Suite à leur description des composants de la litéracie, Sénéchal et al., (2001) suggèrent que ces deux composants sont inter reliés tout en entretenant néanmoins des relations différentes avec les autres concepts (cf. figure 1.2).

Ce constat est issu d’une étude longitudinale à laquelle ont participé 84 enfants suivis de la GS à la fin de CE2, identifiés comme lecteurs émergents : les sujets ne peuvent lire plus de deux mots de trois lettres mais témoignent d’habiletés de litéracie émergente telles que conceptions de l’écrit et des connaissances sur l’alphabet. La litéracie émergente, le langage oral sont mesurés au début de CP, l’acquisition de la lecture (lecture de mots et compréhension) en fin de CP et la fluence en fin de CE2. Les auteurs évaluent la connaissance conceptuelle sur la litéracie avec le CAP (Concepts About Print Test, Clay, 1972) et la connaissance procédurale à partir de la connaissance de l’alphabet. Le langage oral est mesuré à l’aide du Peabody Picture Vocabulary Test (Dunn & Dunn, 1981) et les habiletés métalinguistiques à partir d’une tâche de conscience phonologique (associations de mots sur la base d’attaque ou de rime communes).

Figure 1.2 : Relations entre composants de la litéracie émergente, habiletés métalinguistiques, langage oral et lecture.
Figure 1.2 : Relations entre composants de la litéracie émergente, habiletés métalinguistiques, langage oral et lecture.

Figure 1.2 : représentation schématique des relations simultanées et longitudinales entretenues entre les composants de la litéracie émergente, les habiletés métalinguistiques, le langage oral et la lecture, d’après Sénéchal, LeFevre, Smith-Chant, et Colton (2001). Les composants procéduraux et conceptuels de la litéracie émergente figurent en ovale.

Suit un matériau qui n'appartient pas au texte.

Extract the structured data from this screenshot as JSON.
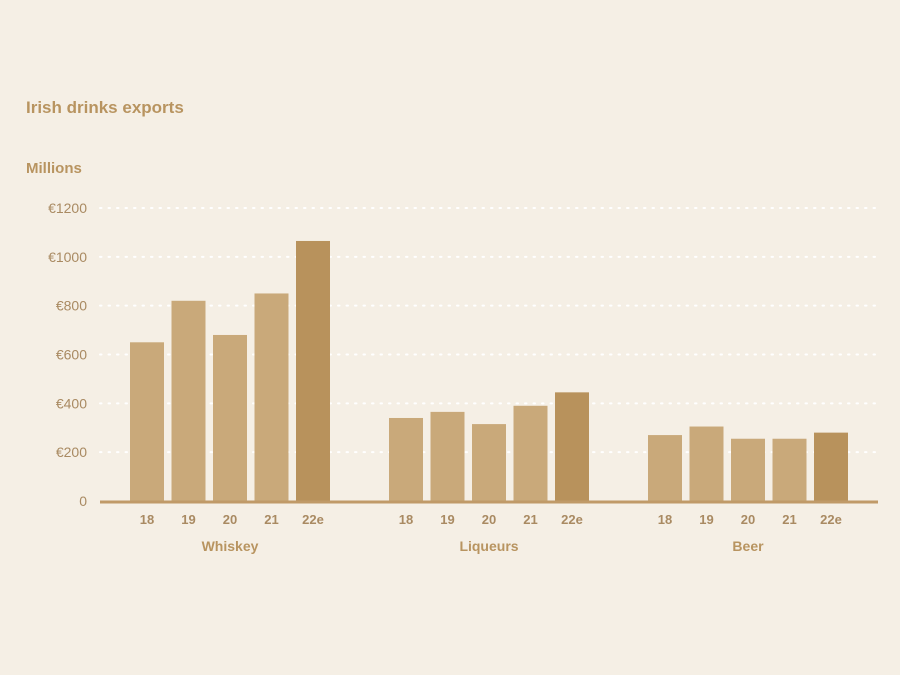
{
  "chart_data": {
    "type": "bar",
    "title": "Irish drinks exports",
    "unit_label": "Millions",
    "yticks": [
      "0",
      "€200",
      "€400",
      "€600",
      "€800",
      "€1000",
      "€1200"
    ],
    "ylim": [
      0,
      1200
    ],
    "grid": true,
    "categories": [
      "18",
      "19",
      "20",
      "21",
      "22e"
    ],
    "groups": [
      {
        "name": "Whiskey",
        "values": [
          650,
          820,
          680,
          850,
          1065
        ]
      },
      {
        "name": "Liqueurs",
        "values": [
          340,
          365,
          315,
          390,
          445
        ]
      },
      {
        "name": "Beer",
        "values": [
          270,
          305,
          255,
          255,
          280
        ]
      }
    ],
    "colors": {
      "bar": "#c9a97a",
      "bar_estimate": "#b8925c",
      "axis": "#c09a68",
      "grid": "#ffffff"
    }
  }
}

Les patterns développementaux des relations obtenus permettent de spécifier la nature des liens entre les composants de la litéracie émergente, du langage oral et des habiletés métalinguistiques. Les deux composants de la litéracie émergente, inter reliés, semblent jouer des rôles différents dans l’acquisition de la lecture et de l’écriture. La connaissance conceptuelle de la litéracie interviendrait dans l’acquisition de la connaissance procédurale et semble étroitement reliée au langage oral. En revanche, la connaissance procédurale précoce parait jouer un rôle dans l’acquisition de la lecture conventionnelle (conformément aux conclusions de Whitehurst et Lonigan, 1998) ainsi que dans le développement de la conscience phonologique. En outre, des relations spécifiques s’établissent entre le langage oral, les habiletés métalinguistiques et la lecture. Le vocabulaire des jeunes enfants et la conscience phonologique semblent étroitement liés (relation bidirectionnelle) dans le développement mais entretiendraient des relations différentes avec la lecture. La conscience phonologique est associée à l’acquisition de la lecture ainsi qu’à une bonne fluence ; le vocabulaire semble jouer un rôle important lorsque les enfants sont plus habiles en lecture.

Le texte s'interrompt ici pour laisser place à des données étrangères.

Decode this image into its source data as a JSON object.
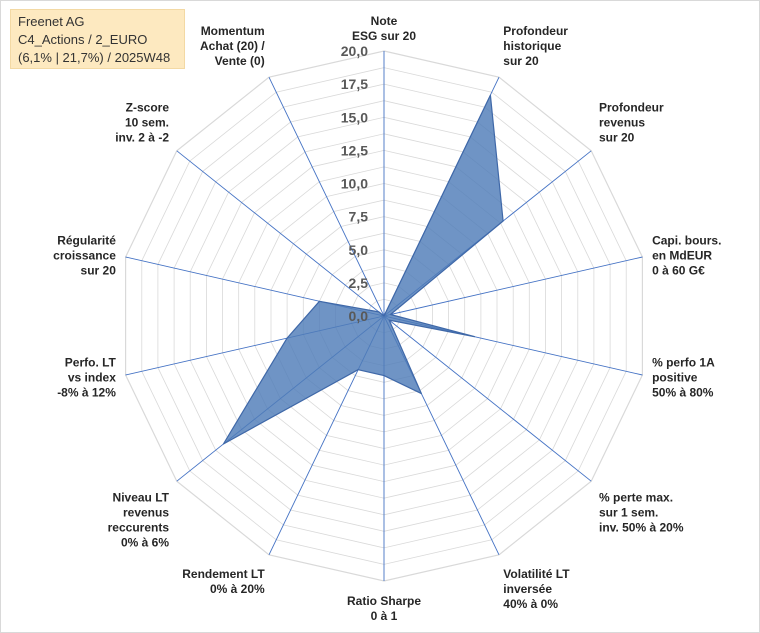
{
  "title": {
    "line1": "Freenet AG",
    "line2": "C4_Actions / 2_EURO",
    "line3": "(6,1% | 21,7%) / 2025W48"
  },
  "colors": {
    "fill": "#4f7cb8",
    "stroke": "#3f68a8",
    "spoke": "#4472c4",
    "grid": "#d9d9d9",
    "title_bg": "#fde9c0"
  },
  "chart_data": {
    "type": "radar",
    "rmin": 0,
    "rmax": 20,
    "tick_step": 2.5,
    "tick_labels": [
      "0,0",
      "2,5",
      "5,0",
      "7,5",
      "10,0",
      "12,5",
      "15,0",
      "17,5",
      "20,0"
    ],
    "axes": [
      {
        "label": [
          "Note",
          "ESG sur 20"
        ],
        "value": 0
      },
      {
        "label": [
          "Profondeur",
          "historique",
          "sur 20"
        ],
        "value": 18.5
      },
      {
        "label": [
          "Profondeur",
          "revenus",
          "sur 20"
        ],
        "value": 11.5
      },
      {
        "label": [
          "Capi. bours.",
          "en MdEUR",
          "0 à 60 G€"
        ],
        "value": 0.5
      },
      {
        "label": [
          "% perfo 1A",
          "positive",
          "50% à 80%"
        ],
        "value": 7
      },
      {
        "label": [
          "% perte max.",
          "sur 1 sem.",
          "inv. 50% à 20%"
        ],
        "value": 0.5
      },
      {
        "label": [
          "Volatilité LT",
          "inversée",
          "40% à 0%"
        ],
        "value": 6.5
      },
      {
        "label": [
          "Ratio Sharpe",
          "0 à 1"
        ],
        "value": 4.5
      },
      {
        "label": [
          "Rendement LT",
          "0% à 20%"
        ],
        "value": 4.5
      },
      {
        "label": [
          "Niveau LT",
          "revenus",
          "reccurents",
          "0% à 6%"
        ],
        "value": 15.5
      },
      {
        "label": [
          "Perfo. LT",
          "vs index",
          "-8% à 12%"
        ],
        "value": 7.5
      },
      {
        "label": [
          "Régularité",
          "croissance",
          "sur 20"
        ],
        "value": 5
      },
      {
        "label": [
          "Z-score",
          "10 sem.",
          "inv. 2 à -2"
        ],
        "value": 0.5
      },
      {
        "label": [
          "Momentum",
          "Achat (20) /",
          "Vente (0)"
        ],
        "value": 0
      }
    ]
  }
}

En résumé, l’approche de Sénéchal et al., (2001) peut sembler limiter le concept de la litéracie émergente mais présente l’avantage de mettre l’accent sur la nature complexe, riche et dynamique des relations entre litéracie émergente, langage oral et habiletés métalinguistiques. L’intérêt d’une telle conception est à rechercher dans les applications directes qu’elle suggère. On peut, par exemple, renforcer le développement de la connaissance conceptuelle des enfants présentant une connaissance procédurale insuffisante ou encore analyser la qualité de la connaissance procédurale afin d’améliorer la conscience phonologique et l’acquisition de la lecture.

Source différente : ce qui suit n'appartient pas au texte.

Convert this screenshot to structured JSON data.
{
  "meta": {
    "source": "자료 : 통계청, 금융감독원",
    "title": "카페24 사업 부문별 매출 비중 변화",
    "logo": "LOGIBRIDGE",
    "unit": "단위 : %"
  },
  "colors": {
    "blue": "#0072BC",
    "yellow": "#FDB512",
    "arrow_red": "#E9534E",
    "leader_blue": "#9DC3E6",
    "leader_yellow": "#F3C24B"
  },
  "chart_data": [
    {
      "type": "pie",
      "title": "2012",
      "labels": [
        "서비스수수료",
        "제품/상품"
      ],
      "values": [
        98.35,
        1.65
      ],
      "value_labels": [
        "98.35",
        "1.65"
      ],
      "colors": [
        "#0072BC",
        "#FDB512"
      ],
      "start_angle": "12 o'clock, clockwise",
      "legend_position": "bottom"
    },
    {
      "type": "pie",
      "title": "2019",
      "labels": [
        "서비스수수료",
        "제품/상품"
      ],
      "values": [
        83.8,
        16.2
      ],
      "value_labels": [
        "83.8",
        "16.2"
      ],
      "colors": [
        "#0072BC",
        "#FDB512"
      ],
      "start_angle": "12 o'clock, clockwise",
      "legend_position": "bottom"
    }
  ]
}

En permettant un lien entre recherche et pratique, les classifications et modèles cités ci-dessus précisent la nature de la litéracie émergente et éclairent le développement et les processus d’acquisition de la litéracie. Leur apport théorique peut servir ainsi de guide dans l’élaboration de programmes de prévention et d’aides aux enfants susceptibles de rencontrer des difficultés dans la maîtrise de la langue écrite.

Nous avons évoqué le rôle du contexte sur le développement de la litéracie émergente. Quels sont les aspects environnementaux et les expériences qui affectent ce développement ?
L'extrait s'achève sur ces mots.